I have a problem with my index transformation and already tried so many different versions but nothing helped:
My documents in the source index look like:
{
"content" : {
"creationTime" : "2022-07-25 16:00:49 +02:00",
"orderId" : "552313",
"state" : "SUCCESS",
"category" : "catA"
},
"latestUpdate" : "2022-11-29 18:42:08 +01:00"
}
}
I want to use transforms to put the orders into time-buckets of 1minute (I originally wanted to use 30minutes, but I noticed that only 1 minute or 1 hour is supported but nothing in between, right?) and filter out orders with the state ERROR.
Every time, the data gets updated, the timestamp "latestUpdate" also changes to the current time.
My source index is updated every 10 minutes and overwrites some documents of the last week, since the status-field-entry changes.
My transform request looks like this:
PUT _transform/transform_my_index001
{
"source" : {
"index" : "my_index",
"query": {
"bool": {
"must_not":[
{"term":{"content.state":"ERROR"}}
]
}
}
}
},
"pivot": {
"group_by": {
"creation_time": {
"date_histogram": {
"field": "content.creationTime",
"calendar_interval": "1m",
"time_zone": "Europe/Berlin"
}
},
"portal": {
"terms": {
"field": "content.portal"
}
}
"category": {
"terms": {
"field": "content.category"
}
}
},
"aggregations": {
"order_count" : {
"value_count": {
"field": "content.state"
}
}
}
},
"description": "Transform pipeline to put orders into a new index.",
"dest": {
"index": "aggregated_orders001"
},
"settings" : {
"align_checkpoints" : false
},
"frequency": "5m",
"sync": {
"time": {
"field": "latestUpdate",
"delay": "60s"
}
}
}
The transform works for both old documents and new incoming documents but not for the updates.
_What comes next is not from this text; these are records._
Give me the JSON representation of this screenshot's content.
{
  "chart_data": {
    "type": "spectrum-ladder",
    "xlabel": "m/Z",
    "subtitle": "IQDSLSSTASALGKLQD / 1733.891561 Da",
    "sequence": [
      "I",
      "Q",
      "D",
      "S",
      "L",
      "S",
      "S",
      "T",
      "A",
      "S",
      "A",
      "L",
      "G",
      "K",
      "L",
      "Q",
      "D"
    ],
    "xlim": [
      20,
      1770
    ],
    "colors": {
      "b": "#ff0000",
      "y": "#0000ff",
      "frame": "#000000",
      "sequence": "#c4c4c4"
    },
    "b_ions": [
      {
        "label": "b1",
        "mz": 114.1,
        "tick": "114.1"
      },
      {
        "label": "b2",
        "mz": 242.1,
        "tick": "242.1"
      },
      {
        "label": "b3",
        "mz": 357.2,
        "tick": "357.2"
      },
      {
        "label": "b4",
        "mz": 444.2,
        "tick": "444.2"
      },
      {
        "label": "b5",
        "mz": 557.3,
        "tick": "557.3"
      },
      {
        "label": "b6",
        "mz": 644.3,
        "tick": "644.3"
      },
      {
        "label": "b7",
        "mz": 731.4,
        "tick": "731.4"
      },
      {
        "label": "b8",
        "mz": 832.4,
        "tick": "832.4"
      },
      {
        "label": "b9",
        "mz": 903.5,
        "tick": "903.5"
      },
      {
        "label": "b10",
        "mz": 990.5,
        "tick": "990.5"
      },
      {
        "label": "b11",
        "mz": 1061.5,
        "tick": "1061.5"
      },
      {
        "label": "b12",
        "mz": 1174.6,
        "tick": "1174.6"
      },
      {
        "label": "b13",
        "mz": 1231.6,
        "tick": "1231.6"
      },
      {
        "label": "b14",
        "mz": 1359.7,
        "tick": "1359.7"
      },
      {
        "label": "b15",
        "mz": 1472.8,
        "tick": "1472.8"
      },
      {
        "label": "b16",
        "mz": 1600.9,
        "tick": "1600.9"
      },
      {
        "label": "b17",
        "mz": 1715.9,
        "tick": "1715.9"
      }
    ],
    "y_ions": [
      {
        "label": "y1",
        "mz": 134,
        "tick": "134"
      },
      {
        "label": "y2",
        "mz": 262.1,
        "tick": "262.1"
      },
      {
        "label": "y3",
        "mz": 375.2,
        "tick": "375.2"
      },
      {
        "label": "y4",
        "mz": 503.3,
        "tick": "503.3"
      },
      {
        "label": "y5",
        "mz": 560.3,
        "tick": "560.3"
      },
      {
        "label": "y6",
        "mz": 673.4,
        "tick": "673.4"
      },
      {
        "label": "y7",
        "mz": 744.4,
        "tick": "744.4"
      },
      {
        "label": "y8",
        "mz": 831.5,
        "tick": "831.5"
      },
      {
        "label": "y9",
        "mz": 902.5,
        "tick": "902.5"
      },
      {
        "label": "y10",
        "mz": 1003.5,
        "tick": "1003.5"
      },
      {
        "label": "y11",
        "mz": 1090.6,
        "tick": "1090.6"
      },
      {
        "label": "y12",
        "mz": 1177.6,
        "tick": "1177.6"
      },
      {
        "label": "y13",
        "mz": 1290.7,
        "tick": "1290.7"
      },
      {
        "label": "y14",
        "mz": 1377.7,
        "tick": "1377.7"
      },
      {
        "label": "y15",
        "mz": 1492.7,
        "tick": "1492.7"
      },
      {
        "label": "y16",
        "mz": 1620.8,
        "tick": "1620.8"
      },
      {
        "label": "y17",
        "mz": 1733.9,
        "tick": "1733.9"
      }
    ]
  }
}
So if the state of one document changes to ERROR, the document is still being counted in the transformed index. I thought that this would be the perfect case for using the continous mode with my 'latestUpdate' field but apparently, I do something wrong... I found this "align_checkpoints" setting and hoped that this would help, but it still doesn't update the counts correctly. Do I maybe need to tell Elastic the time-format of the latestUpdate field, or the time zone?
Also: is there a better way to count the documents in the groups than choosing some field like content.state and do a value_count?
Any help would be very welcome and appreciated.